Any attempt to put Fisher unequivocally in the pro- or anti-Mormon camp does must ignore his fairmindedness and over-simplify his picture of human nature. What do we mean by Mormon? A people's initial aspirations and the good work that they did serving those ideals? The swamp of neurotic motivations–some conscious, most unconscious–from which religion often effervesces? The inevitable perversion of ideal and aspiration that any religion sinks into as the founders die and the church seek the democratic level of at best, pragmatic social awareness, at worst, exploitive self-interest? Do we mean the church Joseph Smith meant to found, or the megacorporation that stands imposingly across the political and social landscape of the Great Basin and do we consider them one and the same? Simply put, is it Wilford Woodruff or Moroni McBride who is the "true Mormon"? And if Woodruff lied, if the manifesto was a time-serving concession rather than a "revelation," what is a Mormon then?

It is part of the greatness of Fisher's Children of God that he did not paint Smith a scoundrel, or Young a scoundrel, or Nephi McBride; that he did not make Mark Browe the voice of Truth. The truth is that we are all subject to our delusions and vanities, philosopher and saint, all orphans in the worldly garden of hope and pain, temptation and despair. Fisher called Children of God "an American epic," and an epic is a celebration, not an indictment. But what is celebrated in the novel is not a church, it is a spirit and the achievements of that spirit.

Mormonism is the transfiguration of the essential American character–that essence which finds its worst manifestation in the mundane grotesques of Sinclair Lewis, its best in such mythic figures as Lincoln. The church cannot claim credit for creating that essence, nor is it even an exclusively American character. Perhaps early Mormonism is the most organized manifestation of that character, just as contemporary Mormonism is middle-American culture made religion.

For Fisher, the Mormon pioneer attempt was an effort toward self-determination, an act of social and religious idealism. He was fair enough in his novel to allow those pioneers their courage and personal greatness, and realistic enough to know that, as he has John Taylor tell Nephi McBride, "No comrnandment that God laid down can prevent the slow modification of a religion that is in daily contact with its enemies" (p. 618). Much has been made of the idea that Fisher saw Mormon and Jew as twin brothers in character and history.[4] But Fisher did not invent the comparison; it is one Mormons are fond of making. And the direct statement in Children of God that suggests the comparison is not as ambiguous, or as pro-Mormon, as some might wish.
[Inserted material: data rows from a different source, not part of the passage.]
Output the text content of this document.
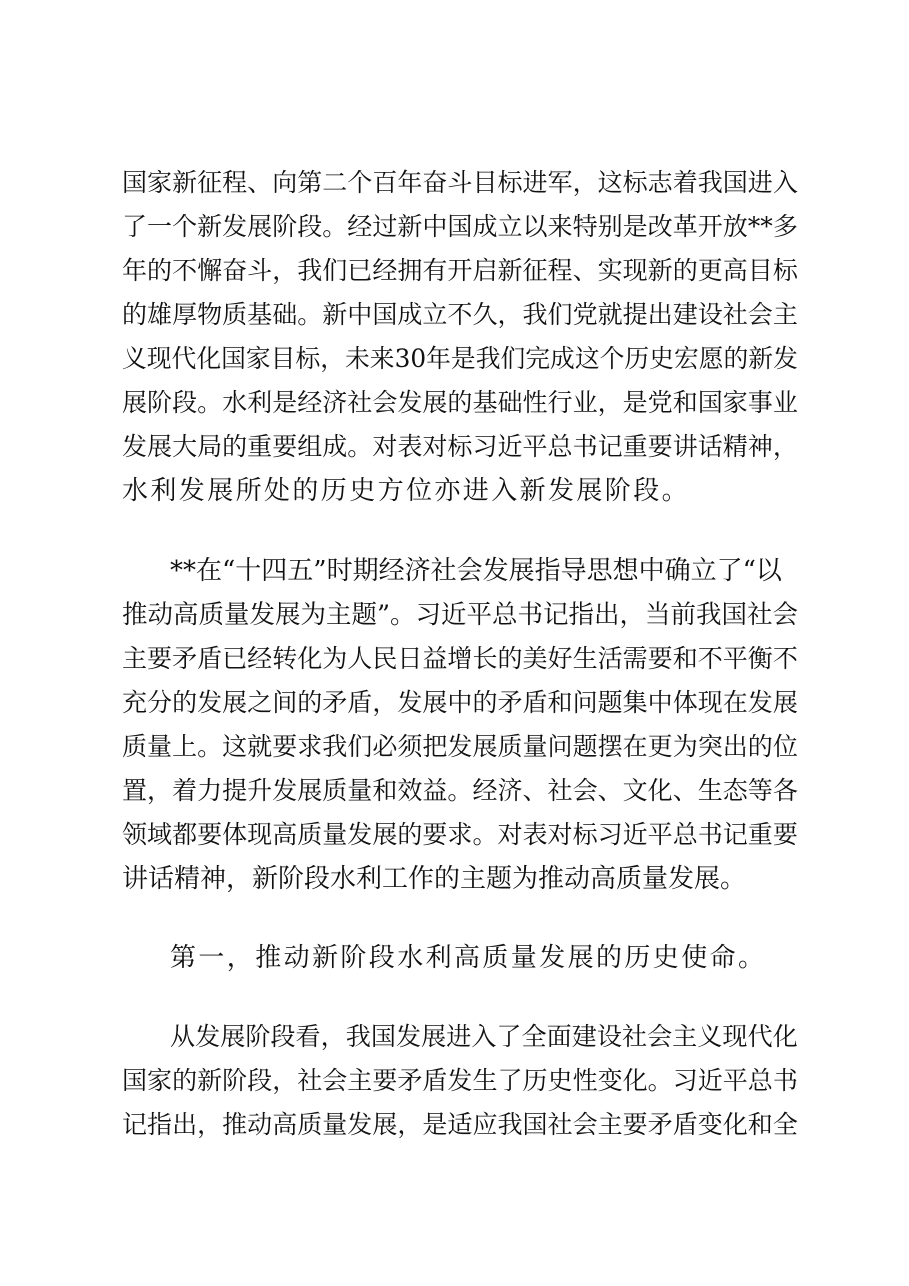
国家新征程、向第二个百年奋斗目标进军，这标志着我国进入
了一个新发展阶段。经过新中国成立以来特别是改革开放**多
年的不懈奋斗，我们已经拥有开启新征程、实现新的更高目标
的雄厚物质基础。新中国成立不久，我们党就提出建设社会主
义现代化国家目标，未来30年是我们完成这个历史宏愿的新发
展阶段。水利是经济社会发展的基础性行业，是党和国家事业
发展大局的重要组成。对表对标习近平总书记重要讲话精神，
水利发展所处的历史方位亦进入新发展阶段。
**在“十四五”时期经济社会发展指导思想中确立了“以
推动高质量发展为主题”。习近平总书记指出，当前我国社会
主要矛盾已经转化为人民日益增长的美好生活需要和不平衡不
充分的发展之间的矛盾，发展中的矛盾和问题集中体现在发展
质量上。这就要求我们必须把发展质量问题摆在更为突出的位
置，着力提升发展质量和效益。经济、社会、文化、生态等各
领域都要体现高质量发展的要求。对表对标习近平总书记重要
讲话精神，新阶段水利工作的主题为推动高质量发展。
第一，推动新阶段水利高质量发展的历史使命。
从发展阶段看，我国发展进入了全面建设社会主义现代化
国家的新阶段，社会主要矛盾发生了历史性变化。习近平总书
记指出，推动高质量发展，是适应我国社会主要矛盾变化和全
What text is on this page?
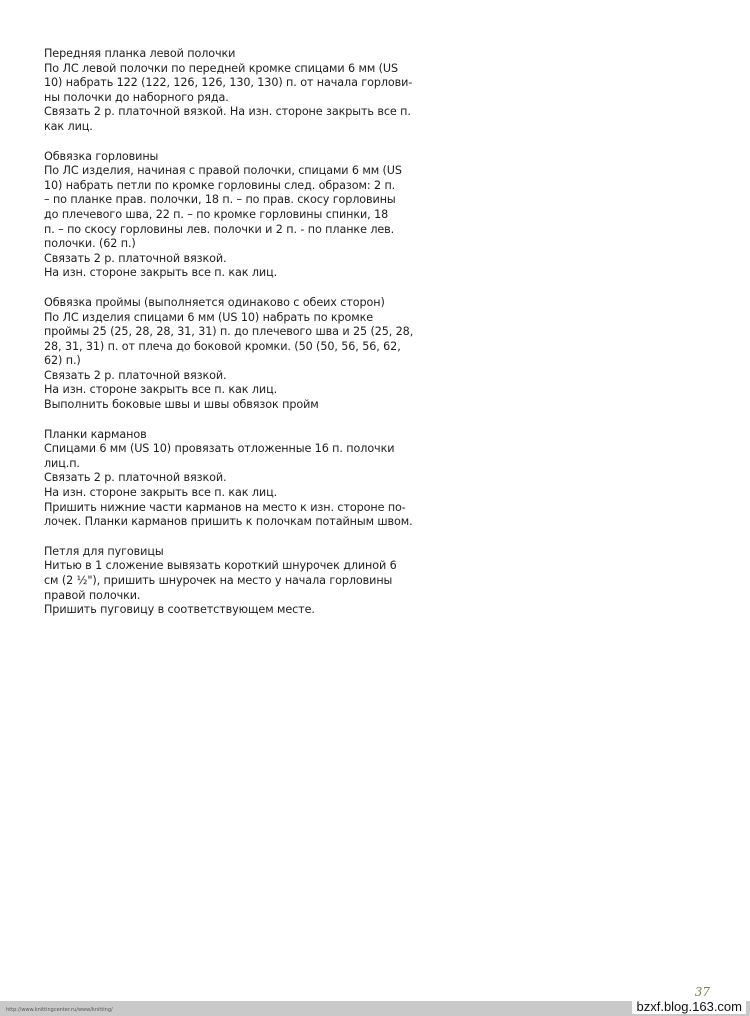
Передняя планка левой полочки
По ЛС левой полочки по передней кромке спицами 6 мм (US
10) набрать 122 (122, 126, 126, 130, 130) п. от начала горлови-
ны полочки до наборного ряда.
Связать 2 р. платочной вязкой. На изн. стороне закрыть все п.
как лиц.
Обвязка горловины
По ЛС изделия, начиная с правой полочки, спицами 6 мм (US
10) набрать петли по кромке горловины след. образом: 2 п.
– по планке прав. полочки, 18 п. – по прав. скосу горловины
до плечевого шва, 22 п. – по кромке горловины спинки, 18
п. – по скосу горловины лев. полочки и 2 п. - по планке лев.
полочки. (62 п.)
Связать 2 р. платочной вязкой.
На изн. стороне закрыть все п. как лиц.
Обвязка проймы (выполняется одинаково с обеих сторон)
По ЛС изделия спицами 6 мм (US 10) набрать по кромке
проймы 25 (25, 28, 28, 31, 31) п. до плечевого шва и 25 (25, 28,
28, 31, 31) п. от плеча до боковой кромки. (50 (50, 56, 56, 62,
62) п.)
Связать 2 р. платочной вязкой.
На изн. стороне закрыть все п. как лиц.
Выполнить боковые швы и швы обвязок пройм
Планки карманов
Спицами 6 мм (US 10) провязать отложенные 16 п. полочки
лиц.п.
Связать 2 р. платочной вязкой.
На изн. стороне закрыть все п. как лиц.
Пришить нижние части карманов на место к изн. стороне по-
лочек. Планки карманов пришить к полочкам потайным швом.
Петля для пуговицы
Нитью в 1 сложение вывязать короткий шнурочек длиной 6
см (2 ½"), пришить шнурочек на место у начала горловины
правой полочки.
Пришить пуговицу в соответствующем месте.
37
http://www.knittingcenter.ru/www/knitting/	bzxf.blog.163.com
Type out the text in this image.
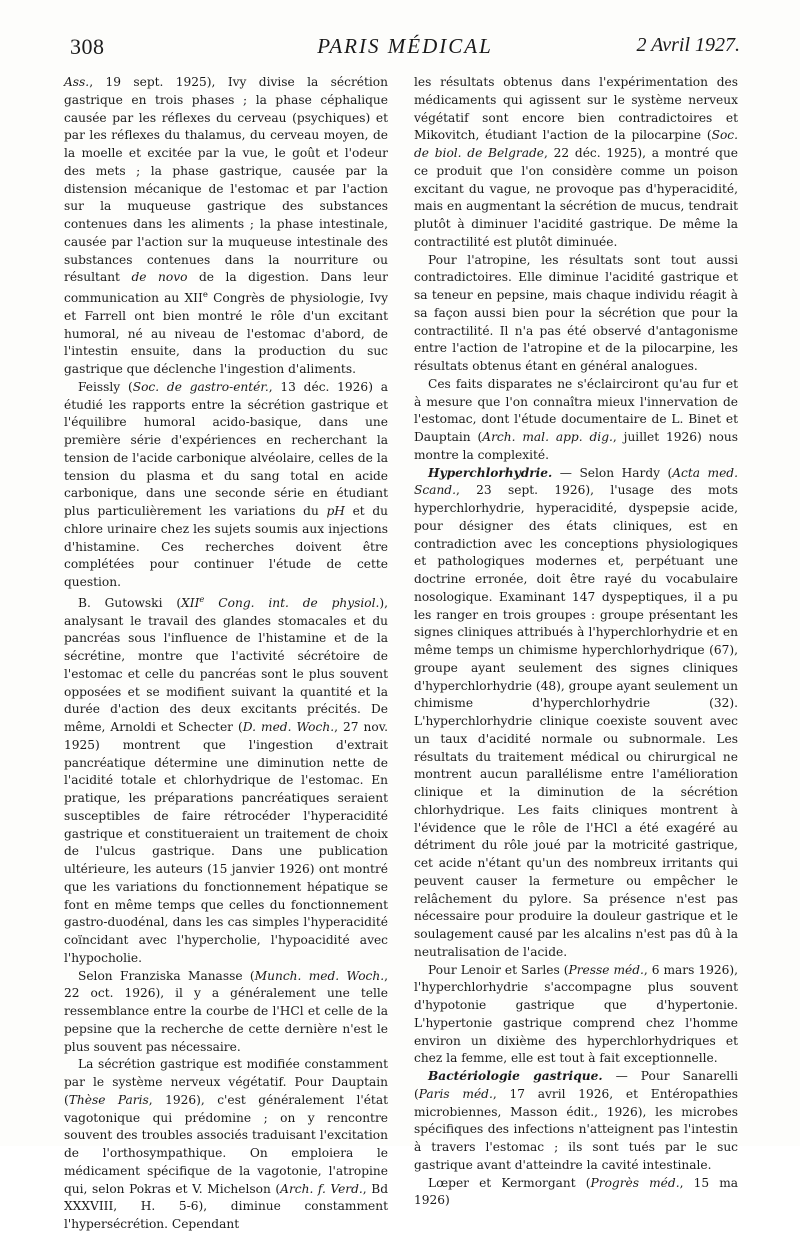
308	PARIS MÉDICAL	2 Avril 1927.

Ass., 19 sept. 1925), Ivy divise la sécrétion gastrique en trois phases ; la phase céphalique causée par les réflexes du cerveau (psychiques) et par les réflexes du thalamus, du cerveau moyen, de la moelle et excitée par la vue, le goût et l'odeur des mets ; la phase gastrique, causée par la distension mécanique de l'estomac et par l'action sur la muqueuse gastrique des substances contenues dans les aliments ; la phase intestinale, causée par l'action sur la muqueuse intestinale des substances contenues dans la nourriture ou résultant de novo de la digestion. Dans leur communication au XIIe Congrès de physiologie, Ivy et Farrell ont bien montré le rôle d'un excitant humoral, né au niveau de l'estomac d'abord, de l'intestin ensuite, dans la production du suc gastrique que déclenche l'ingestion d'aliments.

Feissly (Soc. de gastro-entér., 13 déc. 1926) a étudié les rapports entre la sécrétion gastrique et l'équilibre humoral acido-basique, dans une première série d'expériences en recherchant la tension de l'acide carbonique alvéolaire, celles de la tension du plasma et du sang total en acide carbonique, dans une seconde série en étudiant plus particulièrement les variations du pH et du chlore urinaire chez les sujets soumis aux injections d'histamine. Ces recherches doivent être complétées pour continuer l'étude de cette question.

B. Gutowski (XIIe Cong. int. de physiol.), analysant le travail des glandes stomacales et du pancréas sous l'influence de l'histamine et de la sécrétine, montre que l'activité sécrétoire de l'estomac et celle du pancréas sont le plus souvent opposées et se modifient suivant la quantité et la durée d'action des deux excitants précités. De même, Arnoldi et Schecter (D. med. Woch., 27 nov. 1925) montrent que l'ingestion d'extrait pancréatique détermine une diminution nette de l'acidité totale et chlorhydrique de l'estomac. En pratique, les préparations pancréatiques seraient susceptibles de faire rétrocéder l'hyperacidité gastrique et constitueraient un traitement de choix de l'ulcus gastrique. Dans une publication ultérieure, les auteurs (15 janvier 1926) ont montré que les variations du fonctionnement hépatique se font en même temps que celles du fonctionnement gastro-duodénal, dans les cas simples l'hyperacidité coïncidant avec l'hypercholie, l'hypoacidité avec l'hypocholie.

Selon Franziska Manasse (Munch. med. Woch., 22 oct. 1926), il y a généralement une telle ressemblance entre la courbe de l'HCl et celle de la pepsine que la recherche de cette dernière n'est le plus souvent pas nécessaire.

La sécrétion gastrique est modifiée constamment par le système nerveux végétatif. Pour Dauptain (Thèse Paris, 1926), c'est généralement l'état vagotonique qui prédomine ; on y rencontre souvent des troubles associés traduisant l'excitation de l'orthosympathique. On emploiera le médicament spécifique de la vagotonie, l'atropine qui, selon Pokras et V. Michelson (Arch. f. Verd., Bd XXXVIII, H. 5-6), diminue constamment l'hypersécrétion. Cependant

les résultats obtenus dans l'expérimentation des médicaments qui agissent sur le système nerveux végétatif sont encore bien contradictoires et Mikovitch, étudiant l'action de la pilocarpine (Soc. de biol. de Belgrade, 22 déc. 1925), a montré que ce produit que l'on considère comme un poison excitant du vague, ne provoque pas d'hyperacidité, mais en augmentant la sécrétion de mucus, tendrait plutôt à diminuer l'acidité gastrique. De même la contractilité est plutôt diminuée.

Pour l'atropine, les résultats sont tout aussi contradictoires. Elle diminue l'acidité gastrique et sa teneur en pepsine, mais chaque individu réagit à sa façon aussi bien pour la sécrétion que pour la contractilité. Il n'a pas été observé d'antagonisme entre l'action de l'atropine et de la pilocarpine, les résultats obtenus étant en général analogues.

Ces faits disparates ne s'éclairciront qu'au fur et à mesure que l'on connaîtra mieux l'innervation de l'estomac, dont l'étude documentaire de L. Binet et Dauptain (Arch. mal. app. dig., juillet 1926) nous montre la complexité.

Hyperchlorhydrie. — Selon Hardy (Acta med. Scand., 23 sept. 1926), l'usage des mots hyperchlorhydrie, hyperacidité, dyspepsie acide, pour désigner des états cliniques, est en contradiction avec les conceptions physiologiques et pathologiques modernes et, perpétuant une doctrine erronée, doit être rayé du vocabulaire nosologique. Examinant 147 dyspeptiques, il a pu les ranger en trois groupes : groupe présentant les signes cliniques attribués à l'hyperchlorhydrie et en même temps un chimisme hyperchlorhydrique (67), groupe ayant seulement des signes cliniques d'hyperchlorhydrie (48), groupe ayant seulement un chimisme d'hyperchlorhydrie (32). L'hyperchlorhydrie clinique coexiste souvent avec un taux d'acidité normale ou subnormale. Les résultats du traitement médical ou chirurgical ne montrent aucun parallélisme entre l'amélioration clinique et la diminution de la sécrétion chlorhydrique. Les faits cliniques montrent à l'évidence que le rôle de l'HCl a été exagéré au détriment du rôle joué par la motricité gastrique, cet acide n'étant qu'un des nombreux irritants qui peuvent causer la fermeture ou empêcher le relâchement du pylore. Sa présence n'est pas nécessaire pour produire la douleur gastrique et le soulagement causé par les alcalins n'est pas dû à la neutralisation de l'acide.

Pour Lenoir et Sarles (Presse méd., 6 mars 1926), l'hyperchlorhydrie s'accompagne plus souvent d'hypotonie gastrique que d'hypertonie. L'hypertonie gastrique comprend chez l'homme environ un dixième des hyperchlorhydriques et chez la femme, elle est tout à fait exceptionnelle.

Bactériologie gastrique. — Pour Sanarelli (Paris méd., 17 avril 1926, et Entéropathies microbiennes, Masson édit., 1926), les microbes spécifiques des infections n'atteignent pas l'intestin à travers l'estomac ; ils sont tués par le suc gastrique avant d'atteindre la cavité intestinale.

Lœper et Kermorgant (Progrès méd., 15 ma 1926)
"Would the Mormons, like the Jews, become a wandering and outcast people; or would they mix with the gentiles and yield their principles and traditions one by one?" (p. 739). So Nephi McBride muses as the novel draws to a close. The question is not merely rhetorical, nor does Fisher mean to suggest that Mormon and Jew are indeed kindred in this regard. The question receives two clear, unequivocal, and uncontradictory answers in those final thirty pages of Children of God. The first answer is implicit in the denouement: it is the McBrides, the apostate polygamists, who are wandering, cast out historically by the official church; and the "true Mormons," in any but the most Platonic sense of truth, abide today in Utah and the world, side-by-side with gentile and Jew. As if that contrast were not clear enough, Fisher concludes the novel with a more poetic answer to the question. Embarked for Mexico, the McBrides pause south of the city, at the dramatic pass called Point of the Mountain which stands as the boundary between secular Salt Lake and the orthodoxy of Provo and points south. They look back one final time on what they had taken for Zion. The older members of the family remember looking back so on Nauvoo. A child asks, "Was Nauvoo more beautiful than Salt Lake City?" and Moroni McBride, nearly a century old, answers, "Much like it. Only there, the temple stood above the homes" (p. 768). A symbol of Mormon hypocrisy? No, only a sad commentary on the evanescence of dreams.